Neither the Court nor Congress has the time and the technical know-how to look
into this matter.
c. Section 4(e) of Presidential Decree No. 538, gives PIA the legal authority to
construct, operate and maintain port facilities including stevedoring and port
terminal services even without PPA’s authority. The MOA granting PIA the exclusive
control and supervision of all ports, wharves, piers and services within the
industrial area, recognizing its power to collect port fees, dues and charges, makes
PIA’s authority over MCT operations more secure.
d. After the two public biddings failed, PIA was left with no other option but to
take over MCT operations so that it could earn, pending the award to a qualified
bidder, some amount to pay the loan to JBIC and to avoid being declared in default.
e. During the September 27, 2004 hearing before the CA-Mindanao, Atty. Raul
Ragandang of PIA said that Phividec will not permanently engage in cargo-handling
considering that it has no capacity to operate MCT.
f. Oroport is estopped from questioning PIA’s authority because it participated
in the two public biddings. As a cargo-handling contractor, it is not a real party-in-
interest in this case as only PPA may protest PIA’s operation of MCT. Even assuming
that Oroport is a real party-in-interest, it is not entitled to an injunction as the
alleged damage or threat of damage is speculative and factually baseless.
g. Oroport failed to convince the SC that it has a clear and actual right to be
enforced and protected.
i. Oroport has no right to manage MCT since it has no contractual relations
with PIA, Phividec or PPA. It has no statutory grant of authority. Clearly, it has no
right in esse to be protected by an injunctive writ.
ii. Even if Oroport won the public bidding and obtained an exclusive contract
for port operations at MCT, it has no vested right to operate MCT because contract
clauses are not inflexible barriers to public regulations.
1. Business permits may be terminated by authorities any time based on policy
guidelines and statutes because what is given is not a property right but a mere
privilege.
2. The law authorizing PPA to take over arrastre and stevedoring services in
government-owned ports and cancel permits issued to private operators is a valid
exercise of police power; it does not violate due process of law as the exercise of
police power is paramount over the right against non-impairment of contracts.

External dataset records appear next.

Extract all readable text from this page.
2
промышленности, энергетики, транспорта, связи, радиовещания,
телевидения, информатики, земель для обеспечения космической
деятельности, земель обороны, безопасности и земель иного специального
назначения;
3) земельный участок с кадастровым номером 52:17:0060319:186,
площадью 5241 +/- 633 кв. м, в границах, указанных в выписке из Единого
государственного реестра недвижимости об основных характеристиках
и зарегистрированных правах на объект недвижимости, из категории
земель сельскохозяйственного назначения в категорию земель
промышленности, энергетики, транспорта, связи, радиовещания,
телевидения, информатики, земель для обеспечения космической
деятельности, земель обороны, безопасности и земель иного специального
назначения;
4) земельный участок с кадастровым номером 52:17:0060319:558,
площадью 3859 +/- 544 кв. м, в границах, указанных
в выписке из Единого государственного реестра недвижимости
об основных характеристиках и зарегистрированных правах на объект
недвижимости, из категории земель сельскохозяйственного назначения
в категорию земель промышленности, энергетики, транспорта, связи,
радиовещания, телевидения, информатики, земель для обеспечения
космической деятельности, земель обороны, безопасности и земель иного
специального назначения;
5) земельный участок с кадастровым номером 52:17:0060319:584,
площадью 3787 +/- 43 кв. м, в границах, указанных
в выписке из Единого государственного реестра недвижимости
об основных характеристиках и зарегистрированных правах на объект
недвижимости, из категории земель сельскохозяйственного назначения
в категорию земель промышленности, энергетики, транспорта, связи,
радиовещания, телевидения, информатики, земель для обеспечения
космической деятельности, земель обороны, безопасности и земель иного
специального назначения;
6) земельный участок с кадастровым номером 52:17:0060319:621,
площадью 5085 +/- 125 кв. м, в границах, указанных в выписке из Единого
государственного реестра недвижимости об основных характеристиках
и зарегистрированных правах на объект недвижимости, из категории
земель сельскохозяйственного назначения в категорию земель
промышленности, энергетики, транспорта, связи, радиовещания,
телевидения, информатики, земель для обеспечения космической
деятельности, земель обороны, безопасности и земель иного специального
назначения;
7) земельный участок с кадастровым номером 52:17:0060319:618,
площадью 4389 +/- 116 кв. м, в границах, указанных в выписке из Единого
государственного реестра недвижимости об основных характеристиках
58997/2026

3. Moreover, a regulated monopoly is not proscribed in industries affected with
public interest such as in port rendition of arrastre/stevedoring services in
Philippine ports.
h. Oroport’s allegation of unfair competition also fails because private
monopolies are not necessarily prohibited by the Constitution. Certain public
utilities must be given franchises for public interest and these franchises do not
violate the law against monopolies. PIA’s policy decision to handle the cargo
operation itself enjoys presumption of regularity as it did not violate any relevant
law, rules, regulations, ordinance or issuances in so doing. Even so, there is no unfair
competition as PIA (1) is not a competitor of Oroport; (2) imposes the same tariff
rates as Oroport; and (3) is operating in an entirely separate and distinct port
i. MCT is not exclusive to the industrial estate locators as the feasibility study
of MCT prepared by PIA and approved by the National Economic Development
Authority emphasized that MCT will cater not only to locator firms but also to
outside clients and prospective users. Addressing CDOIP congestion, MCT is
beneficial to shipping lines and the general public.

Judgment: CA affirmed. Petition denied.